We all know, this is the new freedom of speech in the western world. If you are liberal, “PC”, atheist, gay, black, and/or a “victim”, you are entitled to extended (free) prime time in the media and on the campuses. If you are conservative, traditional, religious, straight, and/or “under indictment”, there’s no time left on the program.

This was the subject of my very first “preamble” post on the Malka Leifer episode. It was titled Midas HaDin and focused on how accused people cannot be heard over the “din” of the accusers. I repeated it again in the post about Victim Turned Predator

Of course, for my trouble, there was a drive to silence me. Firstly, there was the attempt by a group of liberal rabbis in Australia that call themselves RCANZ to disparage me. Not through debate, but blanket discreditation. I wrote about this HERE

About the same time, the Jewish Community Watch team – Meyer Seewald and Shana Aaronson – posted a malicious, defamatory article against me on their site. It can still be accessed, but I do not want to link to it. Their closing line was:

Our only goal is very clear- that he (Hirshman) cease all public writing that directly targets victims, and that he be removed from the platform with which to preach his dangerous and damaging beliefs.

They don’t acknowledge that the “victims” they refer to are currently playing the role of accusers. Also, they don’t bother to explain why the “beliefs” that I “preach” – i.e., the Halachic prohibitions of extradition and mesira as well as my contention that these girls should terminate their prosecution campaign for their own wellbeing – are “dangerous” and “damaging”.

Incidentally, the “Comments” button on this article has been disabled.

It goes without saying that my comments, which almost always consist of a link to a relevant blog post and nothing more, are not welcome on the Facebook pages of Dassi Erlich and Shana Aaronson. No question, they are perfectly entitled to block the links – it’s their FB pages, after all – but the pages are meant for the public and censoring out dissenting opinions, as opposed to allowing them and rebutting them, is still censorship. Also, it's a display of spinelessness.

In thirteen years, I have never disallowed or deleted a comment that anybody posted on my blog site unless it fell into one of the categories of illegitimate speech listed above.

I have noticed that I may not be the only person who is censored from Dassi Erlich’s Facebook page. Back in December 2019, Dassi posted a muse about how her blood pressure is affected by this roller coaster ride. As expected, all the well-wishers were wishing her well. But there was one commenter named Andrew Adams who felt that Dassi and her sisters really ought to rethink where all this is getting them. In the first of his three comments he wrote:

It's good that you don't know who I am.

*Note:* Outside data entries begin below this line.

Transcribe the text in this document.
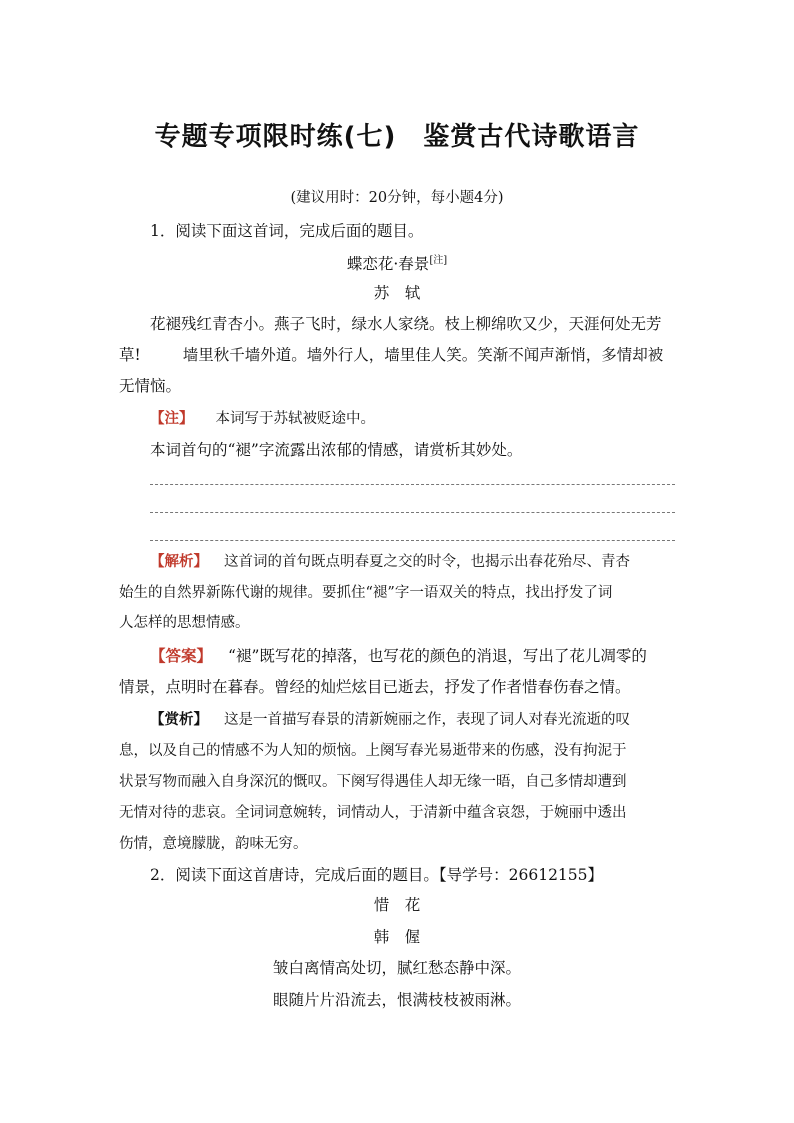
专题专项限时练(七)　鉴赏古代诗歌语言
(建议用时：20分钟，每小题4分)
1．阅读下面这首词，完成后面的题目。
蝶恋花·春景[注]
苏　轼
花褪残红青杏小。燕子飞时，绿水人家绕。枝上柳绵吹又少，天涯何处无芳
草!	墙里秋千墙外道。墙外行人，墙里佳人笑。笑渐不闻声渐悄，多情却被
无情恼。
【注】 本词写于苏轼被贬途中。
本词首句的“褪”字流露出浓郁的情感，请赏析其妙处。
【解析】 这首词的首句既点明春夏之交的时令，也揭示出春花殆尽、青杏
始生的自然界新陈代谢的规律。要抓住“褪”字一语双关的特点，找出抒发了词
人怎样的思想情感。
【答案】 “褪”既写花的掉落，也写花的颜色的消退，写出了花儿凋零的
情景，点明时在暮春。曾经的灿烂炫目已逝去，抒发了作者惜春伤春之情。
【赏析】 这是一首描写春景的清新婉丽之作，表现了词人对春光流逝的叹
息，以及自己的情感不为人知的烦恼。上阕写春光易逝带来的伤感，没有拘泥于
状景写物而融入自身深沉的慨叹。下阕写得遇佳人却无缘一晤，自己多情却遭到
无情对待的悲哀。全词词意婉转，词情动人，于清新中蕴含哀怨，于婉丽中透出
伤情，意境朦胧，韵味无穷。
2．阅读下面这首唐诗，完成后面的题目。【导学号：26612155】
惜　花
韩　偓
皱白离情高处切，腻红愁态静中深。
眼随片片沿流去，恨满枝枝被雨淋。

I can see that all three of you are unable to see what danger you are doing to your own lives by making this Leifer part of your lives and allowing her to take over your minds.

He does not seem to be hostile to their cause and he seems to be genuinely concerned for their welfare. Believe it or not, I also want what is best for them so I agree with him completely on this – but I have no voice. Amazingly, just as I would have been if they were my comments, Mr. Adams was summarily attacked by other commenters as well as by Dassi herself for daring to suggest that it is a good idea to stop this insanity.

Next time I looked, his three comments were gone. Did he remove them? 

All told, silencing people is a very popular pastime in today’s world…as long as it’s the “other” guy who is silenced. For those who make a hobby out of censoring other people for legitimate speech, it is very difficult to sympathize when they find themselves on the receiving end. What goes around, comes around.

התקוששו וקושו – קשוט עצמך ואחר כך קשוט אחרים. (בבא בתרא ס:)

Adorn yourself and, only then, adorn others!